Vocalement, Sabine Devieilhe attire à elle toutes les oreilles, déployant des aigus avec un art du plein et du délié qui fait de cet art du chant, l'alter ego d'une chorégraphie entre jeux de reflets et passementerie. La soprano colorature donne à entendre une prestation qui n'a pas à rougir de son héritage avec les glorieuses Mado Robin, Mady Mesplé ou Natalie Dessay. Souveraine ballerine d'une fraîcheur à l'acmé délicate, elle fait passer sur les cimes de l'air des clochettes un frisson délicat dans la ligne et le souffle, y compris dans un Duo des fleurs où Ambroisine Bré se montre la plus aérienne des Mallika. Les Beckmesser de service pourront ranger rapidement leur ardoise, la soirée semble faite pour et par Sabine Devieilhe, Lakmé idéale dans un ultime Tu m’as donné le plus doux rêve aux accents iconiques.
Pour sa prise de rôle en Gerald, Julien Behr démontre de belles qualités dans le soin apporté à un phrasé parfois à la limite de l'héroïque et du démonstratif. Les changements de registres le cueillent à froid à la fin du I mais il retrouve rapidement vaillance et précision, notamment dans les accents du duo Lakmé ! Lakmé ! C'est toi ! Le Nilakantha tonitruant de Nicolas Courjal contraste nettement avec les efforts de ses partenaires pour imposer un chant puissant et linéaire, confondant la vigueur et l'expression dans une tendance à exprimer par le volume ce qui aurait pu mieux passer par les nuances.
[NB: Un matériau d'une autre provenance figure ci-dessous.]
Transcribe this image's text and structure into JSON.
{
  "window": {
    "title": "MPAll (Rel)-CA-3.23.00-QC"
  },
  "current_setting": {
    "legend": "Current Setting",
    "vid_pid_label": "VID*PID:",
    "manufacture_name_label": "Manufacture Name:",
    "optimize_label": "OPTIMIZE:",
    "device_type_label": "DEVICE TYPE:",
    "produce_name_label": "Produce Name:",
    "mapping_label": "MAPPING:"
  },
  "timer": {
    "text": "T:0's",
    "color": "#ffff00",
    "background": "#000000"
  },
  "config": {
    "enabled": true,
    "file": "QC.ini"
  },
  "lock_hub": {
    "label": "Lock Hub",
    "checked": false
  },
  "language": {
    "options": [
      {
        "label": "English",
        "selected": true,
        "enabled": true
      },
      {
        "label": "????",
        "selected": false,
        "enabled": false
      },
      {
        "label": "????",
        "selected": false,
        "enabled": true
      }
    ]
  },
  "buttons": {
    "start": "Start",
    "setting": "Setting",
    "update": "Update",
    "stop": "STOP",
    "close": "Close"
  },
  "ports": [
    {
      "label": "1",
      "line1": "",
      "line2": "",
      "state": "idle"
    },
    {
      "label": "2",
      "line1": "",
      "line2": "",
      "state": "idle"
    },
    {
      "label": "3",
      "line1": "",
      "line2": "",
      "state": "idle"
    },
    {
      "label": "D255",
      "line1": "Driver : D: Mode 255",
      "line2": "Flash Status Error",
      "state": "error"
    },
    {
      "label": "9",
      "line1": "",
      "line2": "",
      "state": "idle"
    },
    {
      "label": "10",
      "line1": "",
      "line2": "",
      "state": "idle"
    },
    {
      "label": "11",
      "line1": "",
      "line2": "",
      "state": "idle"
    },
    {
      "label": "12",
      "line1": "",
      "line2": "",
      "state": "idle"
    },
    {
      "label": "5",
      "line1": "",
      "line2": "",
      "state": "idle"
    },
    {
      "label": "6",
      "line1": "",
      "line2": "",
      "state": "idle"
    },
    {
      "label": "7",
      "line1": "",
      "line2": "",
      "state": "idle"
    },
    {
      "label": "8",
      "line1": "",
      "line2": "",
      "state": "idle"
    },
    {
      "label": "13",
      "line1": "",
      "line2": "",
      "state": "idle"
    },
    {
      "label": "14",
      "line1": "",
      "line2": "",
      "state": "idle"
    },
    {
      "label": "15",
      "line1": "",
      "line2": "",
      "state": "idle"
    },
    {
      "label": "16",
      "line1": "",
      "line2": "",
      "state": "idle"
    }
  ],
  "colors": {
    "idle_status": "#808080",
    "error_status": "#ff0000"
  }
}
Raphaël Brémard réussit à faire exister le modeste Hadji hors des conventions d'usage tandis que Lauranne Oliva triomphe presque sans coup férir dans une Miss Ellen très raffinée qui échappe à la lecture assez premier degré que la dramaturgie voudrait imposer. Les dialogues sont récités avec un abattage façon boulevard par Ingrid Perruche en impayable chaperon (Mistress Bentson) et Elsa Roux Chamoux en Miss Rose, tandis que le Frédéric de Guillaume Andrieux surligne une diction châtiée. Guillaume Tourniaire donne à l'Orchestre symphonique de Mulhouse une carrure affirmée où le rythme et l'articulation semblent primer sur la délicatesse du dessin mélodique. Soutien efficace dans les airs aériens, la fosse manque de profondeur et de densité malgré de belles transitions et des passages élégiaques qui auraient certainement gagné à ne pas faire les frais des coupures au II avec le ballet et d'autres passages dans la scène du marché.